Attacking the kernel via its command line
Attacking the kernel via its command line
Posted Jun 20, 2017 21:59 UTC (Tue) by thestinger (guest, #91827)Parent article: Attacking the kernel via its command line
Including protecting the integrity of the kernel command-line in the bootloader, and having the kernel verify the integrity of *at least* the base operating system, because the kernel alone doesn't do something useful. It's userspace that makes it do something useful.
> Is this bug a potential secure-boot bypass?
Nope, regardless of people misrepresenting it as such, that doesn't change that it's not. No bugs are required to take control of everything via the kernel line, and that includes kernel code execution.
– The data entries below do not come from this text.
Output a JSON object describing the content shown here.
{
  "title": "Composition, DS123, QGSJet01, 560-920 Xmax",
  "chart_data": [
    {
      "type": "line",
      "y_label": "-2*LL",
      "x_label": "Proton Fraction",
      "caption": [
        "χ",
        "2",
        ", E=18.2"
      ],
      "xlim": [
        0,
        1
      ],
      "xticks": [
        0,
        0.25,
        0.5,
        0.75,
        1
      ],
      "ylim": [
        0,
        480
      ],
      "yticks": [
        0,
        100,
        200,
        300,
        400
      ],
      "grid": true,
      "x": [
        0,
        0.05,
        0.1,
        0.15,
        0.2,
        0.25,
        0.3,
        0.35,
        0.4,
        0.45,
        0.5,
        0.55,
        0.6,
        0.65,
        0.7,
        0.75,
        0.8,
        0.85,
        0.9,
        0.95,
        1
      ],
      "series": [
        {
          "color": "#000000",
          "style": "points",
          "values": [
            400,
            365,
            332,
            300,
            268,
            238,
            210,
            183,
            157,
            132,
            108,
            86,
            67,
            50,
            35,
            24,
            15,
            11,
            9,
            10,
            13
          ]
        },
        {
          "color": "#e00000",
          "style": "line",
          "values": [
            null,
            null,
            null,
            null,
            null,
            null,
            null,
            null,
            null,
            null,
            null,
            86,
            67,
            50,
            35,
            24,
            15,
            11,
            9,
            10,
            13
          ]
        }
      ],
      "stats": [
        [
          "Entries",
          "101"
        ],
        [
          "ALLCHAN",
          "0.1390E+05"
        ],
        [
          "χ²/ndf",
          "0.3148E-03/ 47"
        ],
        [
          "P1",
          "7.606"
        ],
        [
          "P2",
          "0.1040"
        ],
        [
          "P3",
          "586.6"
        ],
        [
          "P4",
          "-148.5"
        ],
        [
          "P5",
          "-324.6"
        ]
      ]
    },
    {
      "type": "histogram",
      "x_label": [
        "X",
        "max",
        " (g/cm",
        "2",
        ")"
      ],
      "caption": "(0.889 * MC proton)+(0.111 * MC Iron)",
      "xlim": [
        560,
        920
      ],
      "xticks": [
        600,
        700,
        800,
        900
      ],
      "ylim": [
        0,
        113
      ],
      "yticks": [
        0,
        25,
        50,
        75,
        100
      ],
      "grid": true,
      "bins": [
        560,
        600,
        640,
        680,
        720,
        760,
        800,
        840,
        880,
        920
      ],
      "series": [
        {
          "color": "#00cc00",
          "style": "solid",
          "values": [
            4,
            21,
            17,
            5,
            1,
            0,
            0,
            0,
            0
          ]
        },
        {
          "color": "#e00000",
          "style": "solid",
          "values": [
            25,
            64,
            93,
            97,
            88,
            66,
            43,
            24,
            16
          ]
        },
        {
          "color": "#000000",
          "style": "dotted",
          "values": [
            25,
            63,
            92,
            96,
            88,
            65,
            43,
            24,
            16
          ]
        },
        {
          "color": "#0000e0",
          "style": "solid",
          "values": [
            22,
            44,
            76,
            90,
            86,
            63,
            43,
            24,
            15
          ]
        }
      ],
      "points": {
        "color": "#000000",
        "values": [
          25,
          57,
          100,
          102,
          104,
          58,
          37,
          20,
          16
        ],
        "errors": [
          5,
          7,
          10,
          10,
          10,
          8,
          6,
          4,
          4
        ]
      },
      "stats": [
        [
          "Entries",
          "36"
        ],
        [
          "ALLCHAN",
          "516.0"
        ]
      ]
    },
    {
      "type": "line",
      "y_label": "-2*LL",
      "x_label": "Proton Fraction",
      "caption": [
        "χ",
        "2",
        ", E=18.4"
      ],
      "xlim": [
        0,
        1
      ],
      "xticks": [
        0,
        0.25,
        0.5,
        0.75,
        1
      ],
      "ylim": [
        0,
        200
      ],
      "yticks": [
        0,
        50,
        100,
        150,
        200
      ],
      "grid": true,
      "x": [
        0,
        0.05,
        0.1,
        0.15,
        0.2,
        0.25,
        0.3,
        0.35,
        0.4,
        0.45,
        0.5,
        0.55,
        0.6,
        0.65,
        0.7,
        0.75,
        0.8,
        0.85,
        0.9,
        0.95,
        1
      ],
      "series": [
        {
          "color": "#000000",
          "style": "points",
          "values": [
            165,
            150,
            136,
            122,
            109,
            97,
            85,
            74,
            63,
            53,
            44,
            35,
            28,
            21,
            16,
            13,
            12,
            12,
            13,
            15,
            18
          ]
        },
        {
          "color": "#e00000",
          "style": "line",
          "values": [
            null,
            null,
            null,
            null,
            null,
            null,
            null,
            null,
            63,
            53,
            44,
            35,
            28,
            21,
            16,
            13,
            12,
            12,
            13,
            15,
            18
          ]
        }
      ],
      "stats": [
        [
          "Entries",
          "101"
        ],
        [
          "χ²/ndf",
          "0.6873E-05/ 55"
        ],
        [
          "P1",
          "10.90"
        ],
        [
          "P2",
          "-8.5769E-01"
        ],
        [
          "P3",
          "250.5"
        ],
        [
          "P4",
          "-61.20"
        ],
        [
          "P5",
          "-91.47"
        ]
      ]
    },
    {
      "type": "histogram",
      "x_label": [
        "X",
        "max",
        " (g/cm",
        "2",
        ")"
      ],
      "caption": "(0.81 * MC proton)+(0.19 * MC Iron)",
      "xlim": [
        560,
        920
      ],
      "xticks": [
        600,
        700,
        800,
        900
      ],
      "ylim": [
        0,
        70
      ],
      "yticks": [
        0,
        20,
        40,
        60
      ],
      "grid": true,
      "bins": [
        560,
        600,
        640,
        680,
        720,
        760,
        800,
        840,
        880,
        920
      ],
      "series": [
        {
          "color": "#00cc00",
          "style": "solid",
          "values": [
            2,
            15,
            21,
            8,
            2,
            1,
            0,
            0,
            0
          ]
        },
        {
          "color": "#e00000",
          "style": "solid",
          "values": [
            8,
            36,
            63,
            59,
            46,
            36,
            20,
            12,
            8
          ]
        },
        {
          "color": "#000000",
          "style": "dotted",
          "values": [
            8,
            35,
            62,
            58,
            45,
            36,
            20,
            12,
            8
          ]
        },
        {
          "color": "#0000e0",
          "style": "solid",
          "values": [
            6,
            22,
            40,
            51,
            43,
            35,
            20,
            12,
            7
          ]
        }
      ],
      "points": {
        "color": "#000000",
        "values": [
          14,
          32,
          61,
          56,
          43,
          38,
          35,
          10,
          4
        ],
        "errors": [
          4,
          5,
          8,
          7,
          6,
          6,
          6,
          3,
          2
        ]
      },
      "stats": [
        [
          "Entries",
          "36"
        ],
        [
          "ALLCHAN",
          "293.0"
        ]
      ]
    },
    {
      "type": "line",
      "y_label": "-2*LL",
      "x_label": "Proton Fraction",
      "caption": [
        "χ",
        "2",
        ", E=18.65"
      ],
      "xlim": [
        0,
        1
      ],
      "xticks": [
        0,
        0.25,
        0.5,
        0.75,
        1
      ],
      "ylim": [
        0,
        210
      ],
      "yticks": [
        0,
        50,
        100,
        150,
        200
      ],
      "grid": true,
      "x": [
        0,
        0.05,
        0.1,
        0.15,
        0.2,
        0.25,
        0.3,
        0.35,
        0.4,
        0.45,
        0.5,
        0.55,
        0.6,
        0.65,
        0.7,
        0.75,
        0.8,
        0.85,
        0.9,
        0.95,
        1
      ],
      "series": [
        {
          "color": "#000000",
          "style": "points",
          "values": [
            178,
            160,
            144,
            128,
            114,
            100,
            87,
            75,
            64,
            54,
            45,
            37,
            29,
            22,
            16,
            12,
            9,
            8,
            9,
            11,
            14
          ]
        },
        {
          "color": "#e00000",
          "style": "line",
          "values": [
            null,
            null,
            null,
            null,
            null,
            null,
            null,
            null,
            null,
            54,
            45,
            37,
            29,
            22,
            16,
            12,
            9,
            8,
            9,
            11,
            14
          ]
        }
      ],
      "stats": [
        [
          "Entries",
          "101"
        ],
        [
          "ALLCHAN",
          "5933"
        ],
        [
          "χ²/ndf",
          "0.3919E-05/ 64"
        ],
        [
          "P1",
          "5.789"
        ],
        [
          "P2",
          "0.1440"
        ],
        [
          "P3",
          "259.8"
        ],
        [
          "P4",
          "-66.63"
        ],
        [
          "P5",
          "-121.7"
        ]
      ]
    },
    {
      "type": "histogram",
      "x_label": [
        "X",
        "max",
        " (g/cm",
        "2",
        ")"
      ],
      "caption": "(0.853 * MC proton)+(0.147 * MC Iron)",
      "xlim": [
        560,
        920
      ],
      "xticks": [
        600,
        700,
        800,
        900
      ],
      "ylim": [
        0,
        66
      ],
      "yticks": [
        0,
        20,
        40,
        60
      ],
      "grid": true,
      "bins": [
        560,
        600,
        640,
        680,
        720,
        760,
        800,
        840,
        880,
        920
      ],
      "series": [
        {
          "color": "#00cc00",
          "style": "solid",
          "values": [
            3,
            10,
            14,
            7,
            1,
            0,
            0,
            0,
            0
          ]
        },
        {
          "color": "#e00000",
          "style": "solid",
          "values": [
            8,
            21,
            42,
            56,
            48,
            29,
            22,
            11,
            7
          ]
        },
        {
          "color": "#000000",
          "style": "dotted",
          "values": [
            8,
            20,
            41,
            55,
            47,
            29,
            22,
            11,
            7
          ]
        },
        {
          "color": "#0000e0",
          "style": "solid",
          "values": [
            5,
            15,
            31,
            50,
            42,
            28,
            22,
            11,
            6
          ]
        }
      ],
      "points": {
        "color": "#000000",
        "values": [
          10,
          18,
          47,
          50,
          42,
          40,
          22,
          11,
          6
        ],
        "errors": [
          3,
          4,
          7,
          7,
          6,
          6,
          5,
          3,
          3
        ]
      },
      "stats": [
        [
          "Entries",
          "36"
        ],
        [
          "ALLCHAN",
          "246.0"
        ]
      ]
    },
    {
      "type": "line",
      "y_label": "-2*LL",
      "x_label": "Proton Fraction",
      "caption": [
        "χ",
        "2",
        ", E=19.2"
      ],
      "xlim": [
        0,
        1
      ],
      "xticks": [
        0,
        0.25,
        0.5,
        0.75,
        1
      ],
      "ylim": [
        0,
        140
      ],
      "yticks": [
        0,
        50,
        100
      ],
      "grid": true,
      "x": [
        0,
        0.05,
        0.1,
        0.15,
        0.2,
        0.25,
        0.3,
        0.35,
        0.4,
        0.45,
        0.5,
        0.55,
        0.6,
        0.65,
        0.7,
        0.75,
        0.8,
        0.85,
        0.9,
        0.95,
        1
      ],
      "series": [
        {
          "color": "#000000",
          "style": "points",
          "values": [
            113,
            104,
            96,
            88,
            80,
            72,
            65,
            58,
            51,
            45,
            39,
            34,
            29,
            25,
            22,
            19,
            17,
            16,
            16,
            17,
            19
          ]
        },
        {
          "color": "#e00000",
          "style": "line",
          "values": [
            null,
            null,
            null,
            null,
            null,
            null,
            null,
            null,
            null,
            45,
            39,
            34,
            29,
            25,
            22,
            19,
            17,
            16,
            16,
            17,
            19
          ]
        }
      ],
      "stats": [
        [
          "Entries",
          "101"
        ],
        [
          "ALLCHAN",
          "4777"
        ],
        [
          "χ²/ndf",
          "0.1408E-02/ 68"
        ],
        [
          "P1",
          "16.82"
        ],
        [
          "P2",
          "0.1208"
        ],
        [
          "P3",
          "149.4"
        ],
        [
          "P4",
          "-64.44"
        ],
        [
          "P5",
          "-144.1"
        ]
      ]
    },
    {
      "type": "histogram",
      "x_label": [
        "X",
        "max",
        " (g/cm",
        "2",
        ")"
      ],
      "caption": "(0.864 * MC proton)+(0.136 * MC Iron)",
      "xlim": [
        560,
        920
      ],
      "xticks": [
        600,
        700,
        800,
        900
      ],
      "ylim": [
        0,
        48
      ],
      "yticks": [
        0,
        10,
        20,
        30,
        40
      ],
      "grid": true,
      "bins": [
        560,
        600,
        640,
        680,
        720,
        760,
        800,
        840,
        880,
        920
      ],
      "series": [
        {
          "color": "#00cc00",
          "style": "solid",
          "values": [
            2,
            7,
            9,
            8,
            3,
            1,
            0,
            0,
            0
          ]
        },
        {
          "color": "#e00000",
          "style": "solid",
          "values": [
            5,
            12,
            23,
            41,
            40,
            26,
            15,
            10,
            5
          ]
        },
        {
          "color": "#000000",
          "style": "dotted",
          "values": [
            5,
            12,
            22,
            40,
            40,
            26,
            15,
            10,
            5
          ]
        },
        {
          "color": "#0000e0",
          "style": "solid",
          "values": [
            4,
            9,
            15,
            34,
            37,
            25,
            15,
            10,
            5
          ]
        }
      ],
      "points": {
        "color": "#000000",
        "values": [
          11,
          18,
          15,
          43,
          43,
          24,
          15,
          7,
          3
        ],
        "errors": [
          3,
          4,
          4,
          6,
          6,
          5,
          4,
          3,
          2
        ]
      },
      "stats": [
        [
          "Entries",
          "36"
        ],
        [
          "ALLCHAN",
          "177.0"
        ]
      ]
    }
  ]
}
> That program is supposed to keep control of the system, preventing even a root user from performing actions that could compromise the system; many actions that root can usually perform are often disabled when secure boot is in use.
This doesn't mean anything if even init wasn't verified. There's not really anything further to compromise. If the kernel contains root with SELinux or whatever else, then protecting the kernel from root has value. I'm not sure what the connection is to secure / verified boot though.
> When they are found, though, it is important that those fixes do get merged; letting this one linger helps no one.
Since it doesn't break a meaningful for security boundary for anyone and won't ever be hit in practice, I don't see the point of treating it as a fix worth backporting. It should be fixed, but it's a novelty. Greg has a lot of important patches to backport that aren't yet backported so why waste time on trivialities?